1. In a cartridge of a metallic expansion cell for a rock destruction in which a metallic expansion cell mixed with metallic salt, metallic powder, metallic oxide, etc. is received in a casing, and an explosion wire is formed in the metallic expansion cell stored in the interior of the casing for discharging large current, and the large current supplied from the power supply unit is inputted into the both ends of the explosion wire, a cartridge of a metallic expansion cell for a rock destruction, comprising:

a pressure tube 35 that is installed at an inner wall of the casing 31 in the section of the explosion wire and is formed of a certain material having a strong strength capable of enduring against a certain level pressure so that it is possible to prevent an earlier destruction of the casing 31 of the portion near the explosion wire 44 by a high temperature heat and impact wave energy when a large current is applied to the explosion wire 44, and a plasma channel formed by the explosion wire is guided in the direction of the casing 31.

2. The cartridge of claim 1, wherein a circular plate 36 is disposed in an inner space of the lower side of the casing 31 and is elastically supported by a spring 37, wherein the casing 31 is designed to receive the metallic expansion cell 60 from the upper side of the circular plate 36.

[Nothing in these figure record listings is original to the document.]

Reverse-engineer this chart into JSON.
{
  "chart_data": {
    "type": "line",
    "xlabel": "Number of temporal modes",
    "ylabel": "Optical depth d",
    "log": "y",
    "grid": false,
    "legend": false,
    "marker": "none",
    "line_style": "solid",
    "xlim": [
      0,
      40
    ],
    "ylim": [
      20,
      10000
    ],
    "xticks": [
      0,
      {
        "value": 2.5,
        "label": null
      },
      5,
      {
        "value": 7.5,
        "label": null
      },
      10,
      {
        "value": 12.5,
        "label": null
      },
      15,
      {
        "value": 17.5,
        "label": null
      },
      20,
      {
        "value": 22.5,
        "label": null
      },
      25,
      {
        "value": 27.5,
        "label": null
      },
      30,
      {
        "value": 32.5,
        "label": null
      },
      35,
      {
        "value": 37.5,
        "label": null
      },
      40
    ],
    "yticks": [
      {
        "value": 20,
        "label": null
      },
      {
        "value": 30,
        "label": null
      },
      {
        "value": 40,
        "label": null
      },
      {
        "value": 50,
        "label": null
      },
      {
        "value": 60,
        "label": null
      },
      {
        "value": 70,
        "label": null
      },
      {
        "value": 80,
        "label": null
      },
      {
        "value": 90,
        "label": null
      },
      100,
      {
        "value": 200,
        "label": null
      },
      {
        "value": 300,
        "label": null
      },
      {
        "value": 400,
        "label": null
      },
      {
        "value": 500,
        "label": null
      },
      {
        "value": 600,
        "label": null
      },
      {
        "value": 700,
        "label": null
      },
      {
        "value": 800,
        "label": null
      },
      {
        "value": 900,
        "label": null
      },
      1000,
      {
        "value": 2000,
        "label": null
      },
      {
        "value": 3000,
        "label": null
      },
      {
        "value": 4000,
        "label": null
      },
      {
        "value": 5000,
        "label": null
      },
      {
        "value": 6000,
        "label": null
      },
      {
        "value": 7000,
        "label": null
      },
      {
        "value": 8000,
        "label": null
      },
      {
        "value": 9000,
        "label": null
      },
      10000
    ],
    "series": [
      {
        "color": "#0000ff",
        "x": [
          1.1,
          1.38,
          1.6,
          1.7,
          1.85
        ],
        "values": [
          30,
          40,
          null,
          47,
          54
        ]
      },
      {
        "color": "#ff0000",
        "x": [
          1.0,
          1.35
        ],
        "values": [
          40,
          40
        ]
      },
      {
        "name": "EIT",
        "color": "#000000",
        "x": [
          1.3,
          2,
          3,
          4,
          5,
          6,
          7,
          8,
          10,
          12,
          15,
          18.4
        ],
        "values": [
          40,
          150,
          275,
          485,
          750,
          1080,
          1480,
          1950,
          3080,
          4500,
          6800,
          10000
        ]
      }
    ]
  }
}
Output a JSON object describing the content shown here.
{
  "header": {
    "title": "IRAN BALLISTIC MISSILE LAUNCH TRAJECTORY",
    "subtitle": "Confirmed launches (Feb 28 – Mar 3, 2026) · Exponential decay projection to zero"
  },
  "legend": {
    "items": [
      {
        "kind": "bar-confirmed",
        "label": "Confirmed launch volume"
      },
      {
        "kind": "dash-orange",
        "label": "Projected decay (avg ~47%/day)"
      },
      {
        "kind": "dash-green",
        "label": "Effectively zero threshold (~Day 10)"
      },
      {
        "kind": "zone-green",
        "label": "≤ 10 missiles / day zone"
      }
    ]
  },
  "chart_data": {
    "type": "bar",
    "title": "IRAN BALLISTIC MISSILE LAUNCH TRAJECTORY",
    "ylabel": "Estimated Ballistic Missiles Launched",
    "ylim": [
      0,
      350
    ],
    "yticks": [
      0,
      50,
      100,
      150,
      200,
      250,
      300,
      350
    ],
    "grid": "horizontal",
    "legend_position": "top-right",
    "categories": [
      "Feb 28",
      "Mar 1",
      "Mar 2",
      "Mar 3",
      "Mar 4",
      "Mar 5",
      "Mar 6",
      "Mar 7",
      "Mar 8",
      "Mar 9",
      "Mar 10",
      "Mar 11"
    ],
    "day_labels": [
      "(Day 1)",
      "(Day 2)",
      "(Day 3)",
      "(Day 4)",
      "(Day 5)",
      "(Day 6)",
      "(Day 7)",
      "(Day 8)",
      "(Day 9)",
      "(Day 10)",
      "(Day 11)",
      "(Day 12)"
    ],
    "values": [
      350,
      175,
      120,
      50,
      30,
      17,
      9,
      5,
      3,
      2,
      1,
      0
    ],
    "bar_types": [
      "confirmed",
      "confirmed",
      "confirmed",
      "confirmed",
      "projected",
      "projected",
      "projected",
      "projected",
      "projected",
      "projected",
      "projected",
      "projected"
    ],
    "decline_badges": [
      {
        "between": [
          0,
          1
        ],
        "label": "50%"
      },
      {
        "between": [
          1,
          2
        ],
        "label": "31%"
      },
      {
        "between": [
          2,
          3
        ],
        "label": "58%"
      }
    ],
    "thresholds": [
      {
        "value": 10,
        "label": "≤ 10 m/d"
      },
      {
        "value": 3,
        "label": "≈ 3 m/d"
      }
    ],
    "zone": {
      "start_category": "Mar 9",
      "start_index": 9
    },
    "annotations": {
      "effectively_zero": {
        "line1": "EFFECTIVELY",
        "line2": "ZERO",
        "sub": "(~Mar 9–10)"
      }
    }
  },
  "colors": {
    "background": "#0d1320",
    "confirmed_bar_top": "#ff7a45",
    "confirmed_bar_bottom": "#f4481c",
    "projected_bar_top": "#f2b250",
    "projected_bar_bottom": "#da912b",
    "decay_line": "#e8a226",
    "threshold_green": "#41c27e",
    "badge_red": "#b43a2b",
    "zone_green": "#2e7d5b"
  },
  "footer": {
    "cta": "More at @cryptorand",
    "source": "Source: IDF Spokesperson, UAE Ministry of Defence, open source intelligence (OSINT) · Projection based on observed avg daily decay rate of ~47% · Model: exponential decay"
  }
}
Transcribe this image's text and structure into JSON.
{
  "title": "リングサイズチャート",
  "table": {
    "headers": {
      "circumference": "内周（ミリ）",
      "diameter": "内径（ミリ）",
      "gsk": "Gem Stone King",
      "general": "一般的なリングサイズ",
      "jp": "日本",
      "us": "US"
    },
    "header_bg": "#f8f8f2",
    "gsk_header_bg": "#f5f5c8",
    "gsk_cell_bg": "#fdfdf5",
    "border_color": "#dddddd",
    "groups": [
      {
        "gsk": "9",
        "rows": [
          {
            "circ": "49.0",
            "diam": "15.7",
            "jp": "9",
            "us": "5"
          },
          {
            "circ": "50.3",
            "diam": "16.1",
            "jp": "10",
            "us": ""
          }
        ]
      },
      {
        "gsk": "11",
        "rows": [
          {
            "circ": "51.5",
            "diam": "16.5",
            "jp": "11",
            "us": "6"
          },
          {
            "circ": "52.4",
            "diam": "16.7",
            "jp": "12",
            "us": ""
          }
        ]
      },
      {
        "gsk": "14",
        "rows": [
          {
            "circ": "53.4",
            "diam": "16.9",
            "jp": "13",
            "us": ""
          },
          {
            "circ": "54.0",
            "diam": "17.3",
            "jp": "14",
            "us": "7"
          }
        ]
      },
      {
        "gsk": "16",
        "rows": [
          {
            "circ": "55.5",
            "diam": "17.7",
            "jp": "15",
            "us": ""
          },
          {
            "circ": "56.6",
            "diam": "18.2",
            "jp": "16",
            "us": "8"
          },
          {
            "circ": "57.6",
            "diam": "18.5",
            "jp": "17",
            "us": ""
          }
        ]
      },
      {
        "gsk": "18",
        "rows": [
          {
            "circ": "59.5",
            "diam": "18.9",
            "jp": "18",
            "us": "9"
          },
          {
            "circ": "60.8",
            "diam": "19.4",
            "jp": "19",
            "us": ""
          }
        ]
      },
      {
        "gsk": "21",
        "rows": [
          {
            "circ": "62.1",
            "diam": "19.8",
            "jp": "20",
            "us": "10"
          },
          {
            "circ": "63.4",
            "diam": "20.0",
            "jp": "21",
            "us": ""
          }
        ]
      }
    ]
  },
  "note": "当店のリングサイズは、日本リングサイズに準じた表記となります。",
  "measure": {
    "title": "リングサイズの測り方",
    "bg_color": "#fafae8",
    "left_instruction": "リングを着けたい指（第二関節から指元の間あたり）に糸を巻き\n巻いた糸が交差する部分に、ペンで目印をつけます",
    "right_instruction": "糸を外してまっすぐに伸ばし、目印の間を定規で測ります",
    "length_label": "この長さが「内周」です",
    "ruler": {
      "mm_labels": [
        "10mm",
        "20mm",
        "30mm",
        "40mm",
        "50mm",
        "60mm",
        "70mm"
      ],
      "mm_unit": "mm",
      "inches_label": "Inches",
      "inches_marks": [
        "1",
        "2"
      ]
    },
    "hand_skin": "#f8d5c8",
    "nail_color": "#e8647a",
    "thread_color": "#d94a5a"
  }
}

3. The cartridge of either claim 1 or claim 2, wherein two fixed terminals 41 and 42 are protruded in the direction of the inner side of the casing 31 at the lower side of the upper cap 32 adapted to cap the upper side of the casing 31, and the fixed terminal 42 of one side is formed longer, and the fixed terminal 41 of the other side is formed shorter, and the explosion wire 44 connected with the fixed terminals 41 and 42 is formed diagonally with respect to the longitudinal direction of the casing 31.

4. The cartridge of either claim 1 or claim 2, wherein the upper side of the fixed terminal is protruded in a cannon plug type for a detachable engagement of the electric wire connected with the power supply unit at the upper side of the upper cap 32.